The Postal Service doesn't receive tax dollars to cover added expenses tied to serving far-flung addresses. And any adjustments to the universal service obligation would call for oversight by Congress and the Postal Regulatory Commission.
Privatization doesn't guarantee the end of the universal service obligation — the privatized Royal Mail is required by regulators to affordably deliver and collect letters six days a week throughout the United Kingdom, for example.
"If we're going to keep the service standards as they are today, you have to be very realistic to think about what privatization can actually accomplish," said Derek Lossing, founder of the consultancy Cirrus Global Advisors and a former Amazon Logistics leader. "Again, if you look at the Royal Mail, I don't think it's accomplished nearly what they thought it could."
Experts said a Postal Service freed of regulatory constraints would likely move to reduce its six-days-a-week delivery frequency in less profitable rural locations, which would add to existing agency efforts to limit operating costs in serving remote areas.
The Postal Service could also pursue profits by making big cuts to its footprint of more than 33,000 Post Office locations, Lossing said.
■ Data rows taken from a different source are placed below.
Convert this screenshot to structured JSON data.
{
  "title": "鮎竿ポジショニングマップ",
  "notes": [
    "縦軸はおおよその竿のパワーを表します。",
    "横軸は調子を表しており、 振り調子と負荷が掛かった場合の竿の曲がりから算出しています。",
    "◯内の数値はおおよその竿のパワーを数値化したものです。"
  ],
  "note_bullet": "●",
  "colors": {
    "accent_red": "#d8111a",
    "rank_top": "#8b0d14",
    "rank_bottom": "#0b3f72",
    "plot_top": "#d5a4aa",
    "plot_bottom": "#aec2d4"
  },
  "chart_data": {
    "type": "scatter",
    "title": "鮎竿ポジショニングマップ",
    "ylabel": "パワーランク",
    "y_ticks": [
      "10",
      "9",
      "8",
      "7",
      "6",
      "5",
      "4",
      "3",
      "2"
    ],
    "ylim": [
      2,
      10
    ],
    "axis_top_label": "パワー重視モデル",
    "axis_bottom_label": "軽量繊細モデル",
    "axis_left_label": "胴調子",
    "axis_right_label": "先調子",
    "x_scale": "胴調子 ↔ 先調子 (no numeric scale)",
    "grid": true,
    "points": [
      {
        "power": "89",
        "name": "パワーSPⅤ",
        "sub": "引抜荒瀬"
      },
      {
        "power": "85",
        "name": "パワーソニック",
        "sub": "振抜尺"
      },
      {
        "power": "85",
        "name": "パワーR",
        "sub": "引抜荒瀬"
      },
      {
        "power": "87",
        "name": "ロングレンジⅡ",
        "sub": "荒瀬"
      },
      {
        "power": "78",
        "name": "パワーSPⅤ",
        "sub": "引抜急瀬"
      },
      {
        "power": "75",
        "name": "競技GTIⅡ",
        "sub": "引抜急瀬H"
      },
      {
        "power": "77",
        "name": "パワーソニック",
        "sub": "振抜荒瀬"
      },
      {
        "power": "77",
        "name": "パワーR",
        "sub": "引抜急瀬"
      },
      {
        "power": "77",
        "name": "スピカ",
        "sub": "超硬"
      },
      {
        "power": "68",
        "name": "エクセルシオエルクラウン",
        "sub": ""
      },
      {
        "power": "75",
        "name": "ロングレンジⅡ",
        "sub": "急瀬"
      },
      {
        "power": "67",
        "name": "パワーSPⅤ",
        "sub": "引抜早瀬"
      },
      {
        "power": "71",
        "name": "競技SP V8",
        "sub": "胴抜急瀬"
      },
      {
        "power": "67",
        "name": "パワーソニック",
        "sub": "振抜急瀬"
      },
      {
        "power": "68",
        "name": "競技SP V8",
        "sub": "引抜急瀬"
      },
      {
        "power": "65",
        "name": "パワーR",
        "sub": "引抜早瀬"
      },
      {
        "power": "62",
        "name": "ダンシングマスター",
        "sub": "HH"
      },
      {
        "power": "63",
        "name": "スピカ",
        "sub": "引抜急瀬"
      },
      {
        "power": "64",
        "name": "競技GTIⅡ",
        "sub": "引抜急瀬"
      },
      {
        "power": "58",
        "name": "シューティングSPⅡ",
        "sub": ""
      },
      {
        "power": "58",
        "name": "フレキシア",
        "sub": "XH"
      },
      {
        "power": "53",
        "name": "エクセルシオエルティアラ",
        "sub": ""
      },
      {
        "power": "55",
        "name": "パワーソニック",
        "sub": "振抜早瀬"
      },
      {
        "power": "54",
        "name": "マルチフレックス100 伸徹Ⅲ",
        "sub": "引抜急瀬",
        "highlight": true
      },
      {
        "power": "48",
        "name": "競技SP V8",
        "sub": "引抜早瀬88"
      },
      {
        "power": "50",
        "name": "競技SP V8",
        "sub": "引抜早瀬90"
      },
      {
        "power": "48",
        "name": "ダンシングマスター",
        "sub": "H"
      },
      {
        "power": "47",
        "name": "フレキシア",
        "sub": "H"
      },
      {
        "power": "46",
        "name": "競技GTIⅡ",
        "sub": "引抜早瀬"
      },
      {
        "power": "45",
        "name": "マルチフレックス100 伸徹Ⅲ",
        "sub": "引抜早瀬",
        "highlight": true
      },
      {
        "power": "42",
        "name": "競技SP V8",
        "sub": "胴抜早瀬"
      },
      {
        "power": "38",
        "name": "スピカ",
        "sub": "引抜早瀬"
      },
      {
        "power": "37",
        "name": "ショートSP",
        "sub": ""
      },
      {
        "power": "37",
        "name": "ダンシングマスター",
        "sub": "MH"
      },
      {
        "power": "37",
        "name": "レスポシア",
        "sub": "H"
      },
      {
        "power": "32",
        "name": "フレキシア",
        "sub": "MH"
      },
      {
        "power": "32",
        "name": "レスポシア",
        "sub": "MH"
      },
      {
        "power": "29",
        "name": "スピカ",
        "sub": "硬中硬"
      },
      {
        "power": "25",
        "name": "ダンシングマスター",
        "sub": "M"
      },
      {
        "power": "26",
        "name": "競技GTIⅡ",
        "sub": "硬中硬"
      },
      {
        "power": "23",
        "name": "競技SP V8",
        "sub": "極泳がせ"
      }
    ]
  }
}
In their place, the agency could lean on less resource-intensive pickup and dropoff methods, like UPS does by using local businesses as Access Points.
"Your footprint would look more like a UPS or FedEx," Lossing said.
Rate hikes likely
More aggressive rate increases could also be in the cards. The Postal Service would need to raise parcel delivery prices by at least 30% to earn a reasonable return and stand on its own, Wells Fargo analysts said in a Feb. 27 research note. The agency's pricing was between 25% and 60% lower than FedEx and UPS in Q4 2024, depending on the service, they added.
"I don't know how they would be able to sustain delivery with the current price structure," said Helaine Rich, VP of strategic sales and administration at ePost Global.

While reducing service and prices could benefit the Postal Service's bottom line, it also would come with risks. That would be particularly true for the agency's package delivery offerings that compete with FedEx, UPS and other private carriers.
Too few delivery days from USPS in some areas would give shippers added incentive to use alternative options, experts said. Maintaining reliable service in rural communities is an advantage for the agency in some ways, particularly as e-commerce businesses don't want to be limited by what home addresses they can ship to, according to Lossing.
On the parcel pricing side, the Wells Fargo report noted that aggressive rate hikes from a private Postal Service would help FedEx and UPS by "increasing the floor for" delivery rates. Higher mail prices could accelerate volume declines by incentivizing other forms of communication as well.
Long route ahead
The U.S. also could privatize only some of the Postal Service's operations to limit disruptions to mail delivery. Several experts said the government may keep the mail business under its wing and maintain the agency's universal service obligation while breaking off the package shipping portion that competes with private companies.
"I don't see it happening, obviously, on the letter mail side of things," Rich said of privatization.
Regardless of what form a potential Postal Service privatization would take, it would likely require a multiyear endeavor similar to what countries like Germany experienced while overhauling their postal systems, said Mark Waverek, managing partner at PlaidMark Management and Consulting Services.
"You just can’t snap your fingers and turn it on tomorrow," he said. "This is going to take a well-thought out process of what those cuts are going to be, what it's going to mean to the people on the service side [and] what alternatives are going to be in place. It's going to take time.”